The Hong Kong government has kicked out two pro-democracy lawmakers and has its sights set on four more. The lawmakers had altered their signing-in oaths to add in lines about democracy in a protest against Beijing.
Thousands of people marched in Hong Kong on the first day of 2017 to protest the government's recent moves to oust some pro-democracy lawmakers.
The group chanted "sovereignty belongs to the people" as they marched through the streets, led by four popularly-elected legislators.

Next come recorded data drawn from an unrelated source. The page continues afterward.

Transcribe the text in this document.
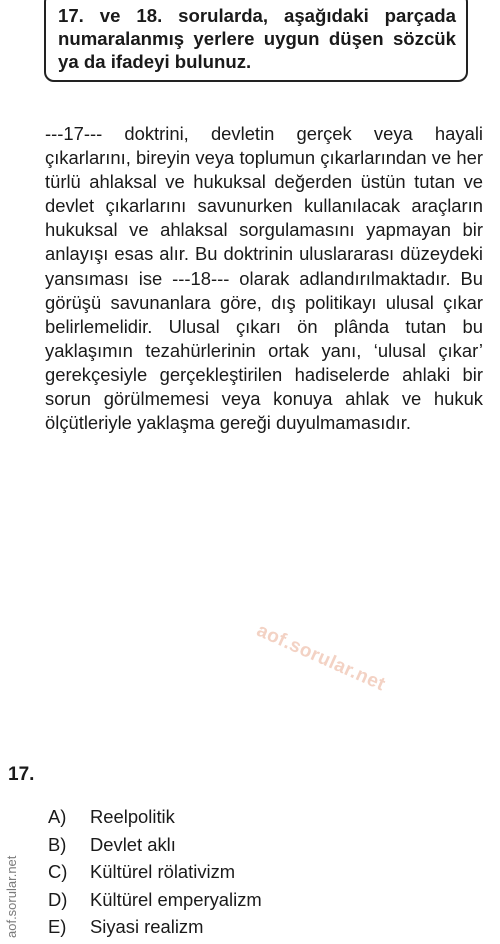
17. ve 18. sorularda, aşağıdaki parçada numaralanmış yerlere uygun düşen sözcük ya da ifadeyi bulunuz.

---17--- doktrini, devletin gerçek veya hayali çıkarlarını, bireyin veya toplumun çıkarlarından ve her türlü ahlaksal ve hukuksal değerden üstün tutan ve devlet çıkarlarını savunurken kullanılacak araçların hukuksal ve ahlaksal sorgulamasını yapmayan bir anlayışı esas alır. Bu doktrinin uluslararası düzeydeki yansıması ise ---18--- olarak adlandırılmaktadır. Bu görüşü savunanlara göre, dış politikayı ulusal çıkar belirlemelidir. Ulusal çıkarı ön plânda tutan bu yaklaşımın tezahürlerinin ortak yanı, ‘ulusal çıkar’ gerekçesiyle gerçekleştirilen hadiselerde ahlaki bir sorun görülmemesi veya konuya ahlak ve hukuk ölçütleriyle yaklaşma gereği duyulmamasıdır.

aof.sorular.net
aof.sorular.net
17.
A) Reelpolitik
B) Devlet aklı
C) Kültürel rölativizm
D) Kültürel emperyalizm
E) Siyasi realizm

The four leaders were also facing court in February for alleged breaches in their swearing-in ceremony and in their oaths of allegiance, after they altered their oaths to stage apparent protests against the Chinese government in Beijing.
Four pro-democracy lawmakers (from left) Leung Kwok-hung, Nathan Law, Edward Yiu and Lau Siu-lai, all face disqualification
Many Hong Kong residents were alarmed by Beijing's intervention fearing the Chinese government was eroding the city's broad autonomy. In 1997, Britain handed Hong Kong back to China under a deal which gives Hong Kong widespread autonomy for 50 years.
"We can see that under Hong Kong's rule of law, the government, with its unlimited resources, will use legal procedures to bully leaders and representatives with fewer resources," Joshua Wong, a prominent student leader, said at Sunday's rally.
"This has shown that 'one country, two systems' is a failure and we should use the 20th anniversary of the handover to reflect on our political situation."
Organizers of the march said 9,150 people attended, police counted 4,800.
"The four lawmakers are genuinely concerned about the future of Hong Kong to ensure that our core values will be maintained," Peggy Ng, a retired civil servant, said at the rally.
"Particularly, that our next generations will enjoy the freedoms that I have enjoyed before."
In March a pro-Beijing committee of 1,200 people will elect Hong Kong's next leader.